Across from them, the duty solicitor shook his head. "Sergeant, this is well out of order."
"It's a reasonable question, after that—"
"Give us a few minutes," Barnaby said, standing and collecting the reports they had brought with them. "Troy?"
"Right, sir," he said, scrambling to his feet.
Don't be too eager to get away from him.
"Charming," Troy muttered as he closed the heavy door to the interview room.
"That was rather my impression," Barnaby said as they made their way back to their desks. "But forewarned is forearmed."
"Sir?"
"Another part of your education," he added, settling back into his chair and sliding the folders back into the pile with the rest of them. He could reorganize them in a short while. "Sometimes we're in a game of chess, playing four moves ahead. Now we know what we'll hear from him if he has to defend himself in court."
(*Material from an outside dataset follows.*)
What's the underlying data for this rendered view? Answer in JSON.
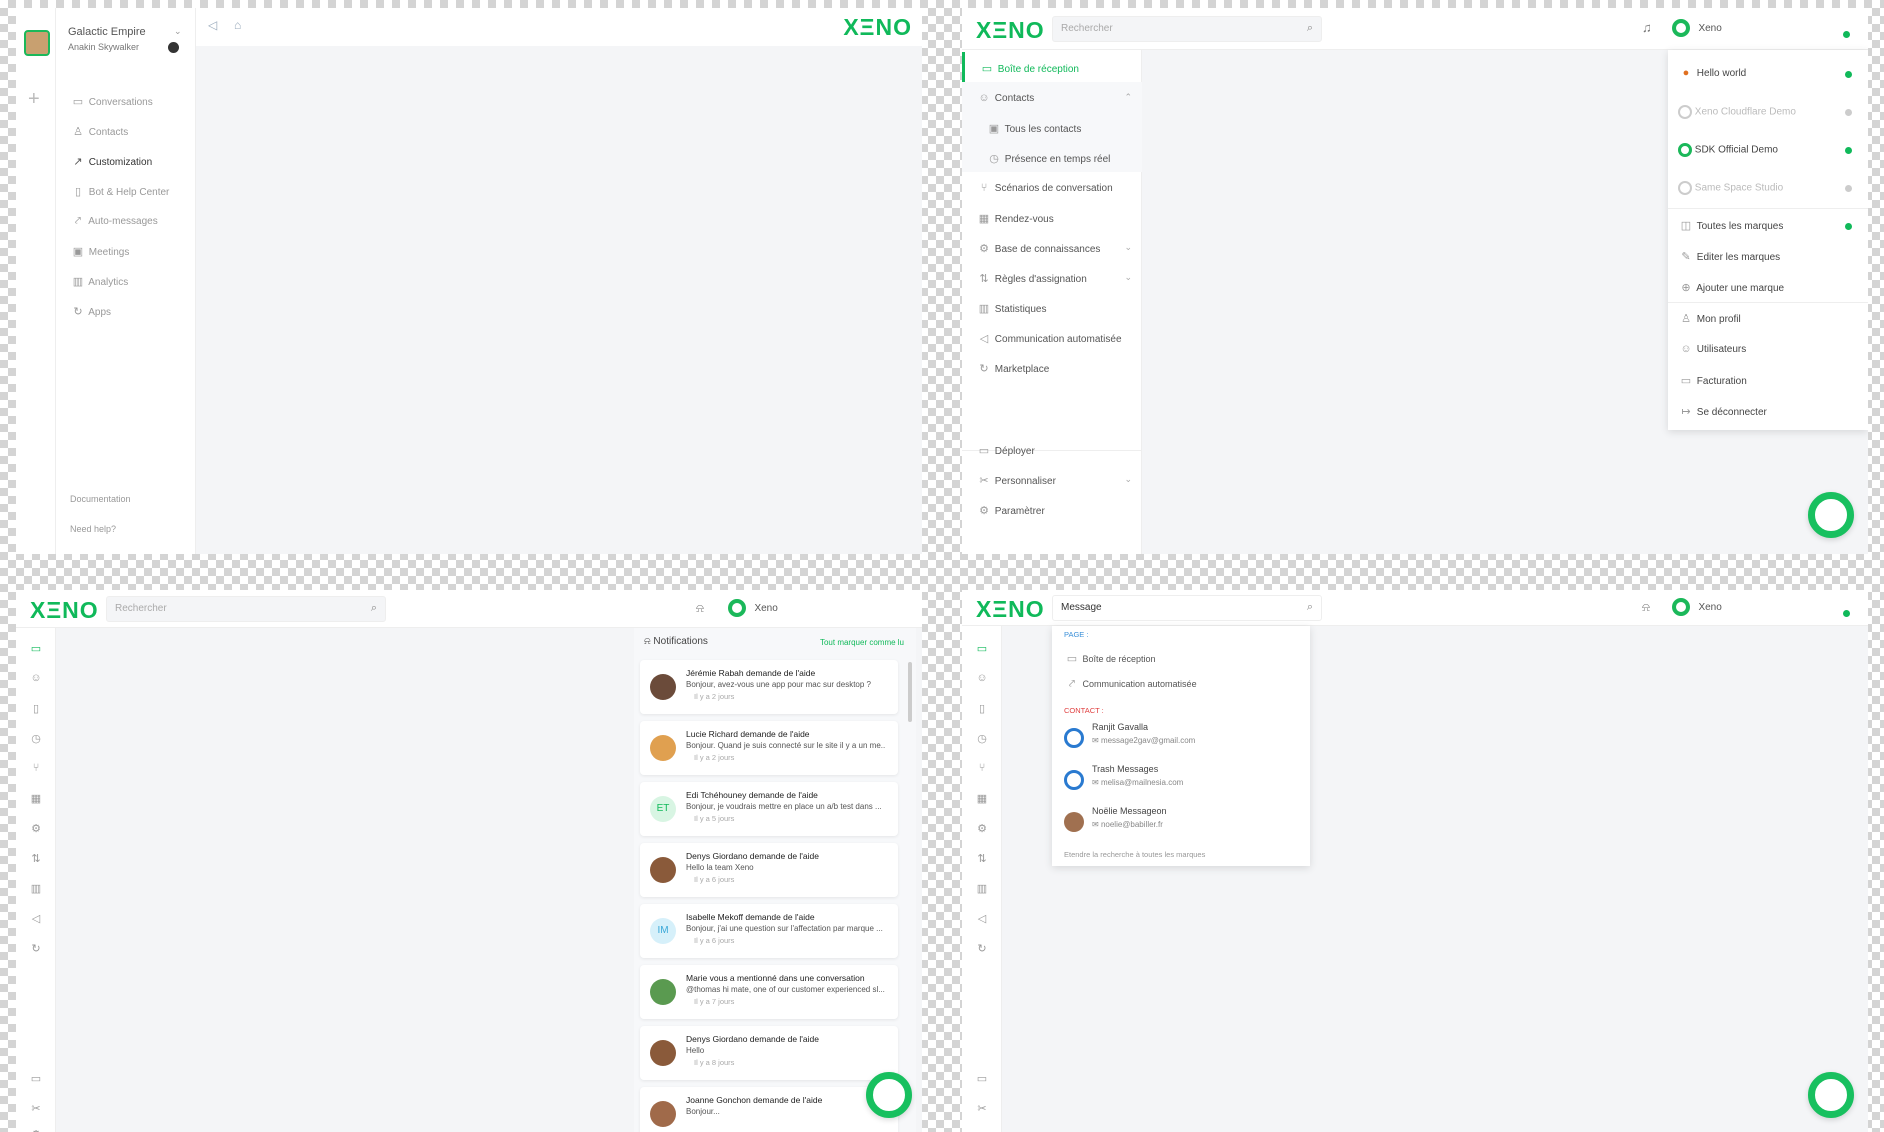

Troy snorted quietly, taking his own seat. "A plea for sympathy after almost a year of crime?"
Barnaby nodded. "Perhaps. It's worked before."
"Might be nice if we got a bit of that instead of him."
"But I think you've done enough for today, Troy. I'll see you on Monday."
"Sir?"
"I can process the paperwork for his arrest."
Pulling one of his last neat piles of photographs and reports to him, Troy flicked through the first few pages. "Have you already filed the paperwork with the magistrate, for the search warrants?"
"Not yet"—he shook his head—"and there's no reason to harass one now."
"If he's in custody—"
"He's hardly a murderer." Barnaby eased his suit coat off his shoulders, knitting his fingers together behind his neck and leaning back in his chair. "And a weekend in a police cell might do him some good."
"Bit optimistic aren't you, sir?" Troy said quietly.
"There's always hope."
"I suppose, but it looks—"
"Monday, Troy," he said again. "9 am as always. We can file the paperwork then."
He heard Troy let out a deep breath. "Right, sir."
"And good work—again."
A/N: I stand by this characterization. If cooks can power through pain and injury, a police officer can, too. Also, I don't know exactly how long fingerprint identification takes, but research says that would have been digital at this point and I've not given them much to do.